Luckily, the next day Car finally convinced Agusto to let a female work in the Pizzaría so I was soon working again in a whole other scenario. But one morning, after working all night at Agusto's, then cleaning up, making the journey back home and walking into our rented room as the sky began to lighten, I found a note stuffed between the windowframe and screen near our bed. It was from the ICPO, saying he was sorry, he hadn't meant to frighten me off. Wouldn't I consider coming back to work for them?
And of course Car STILL HOLDS THAT "I TOLD YOU SO" OVER MY HEAD whenever we disagree in our opinions of someone's character...
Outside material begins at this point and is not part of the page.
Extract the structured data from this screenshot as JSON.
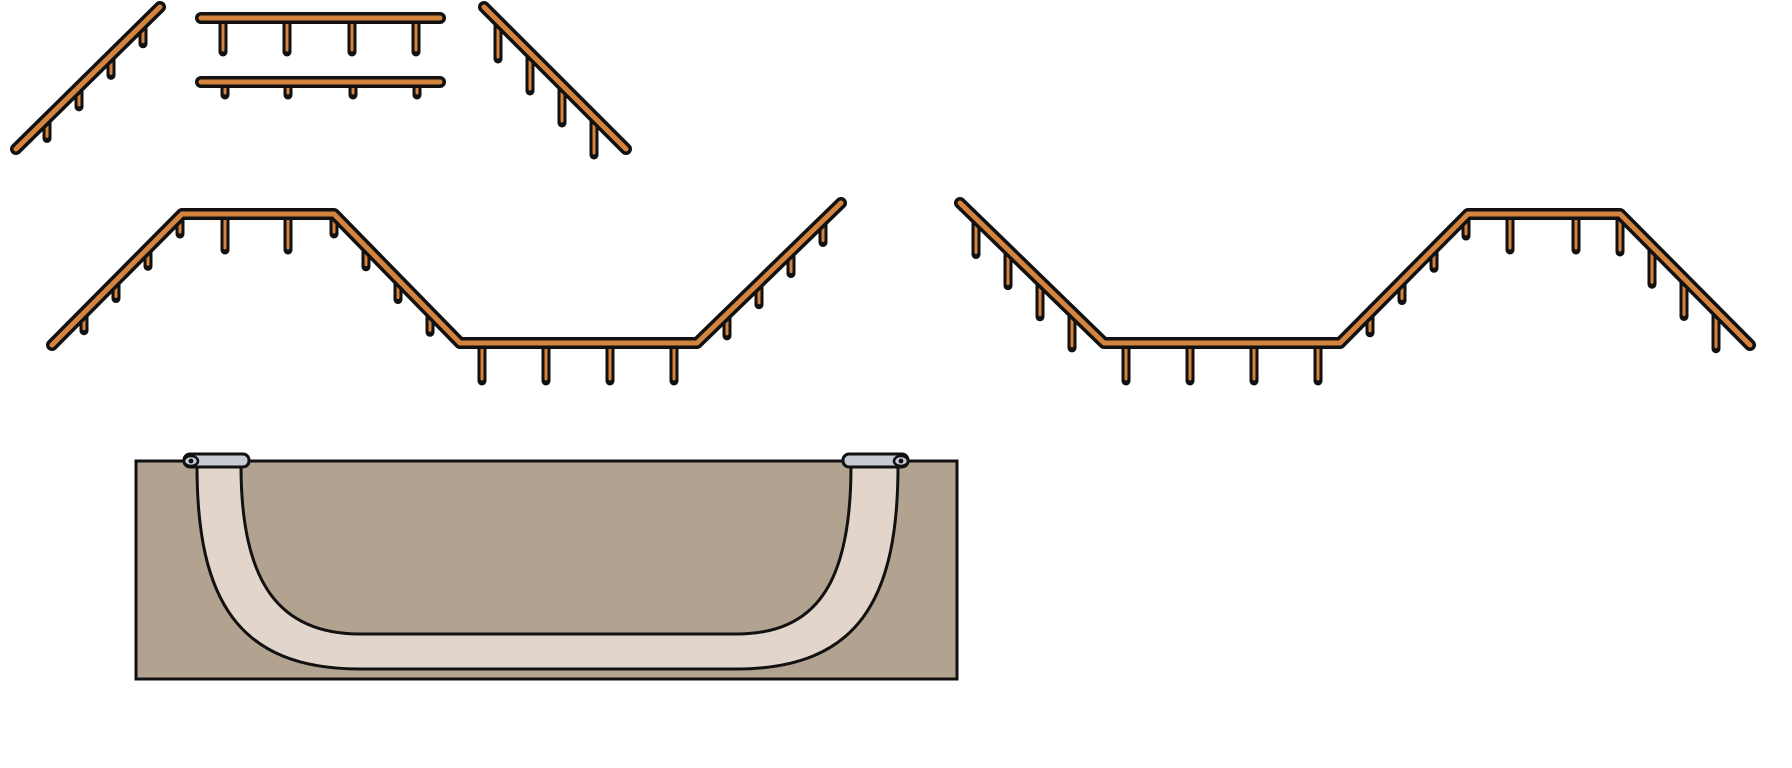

Now that I think about it, maybe that was my first intercultural blooper! I mean, how is it that I absolutely did not see that coming??
Okay, hope the blogger meetup includes some intercultural bonding...

Thursday, April 3, 2008

Getting back to it

Just when I had come to the conclusion that blogging is not for me, I get a push from fned. Did she do it on purpose, knowing how I tick? I'll have to think on that one. I have been reading other blogs lately, but haven't found anything I want to blog about myself. The tomato garden is completely enclosed and turned over... I'm just waiting for the rainy season to begin before I actually plant, as it is so dry at the moment, and watering is not really a good option, what with having to buy pipas of water which somehow seems to disappear faster and faster from the cistern; a tank-truck (pipa) of water used to last us 3 weeks, but now it's more like 10 days to two weeks. We've been wondering if we're getting less than we're paying for (as in the case of gas and gasoline in some places) or if our cistern has seepage.

I do have lots of thoughts going around in my mind, but I just looked at the clock and it's 2:44 and my alarm is set to wake up in 2 hours... maybe I'll blog about sleep habits... but not now. I gotta get to bed!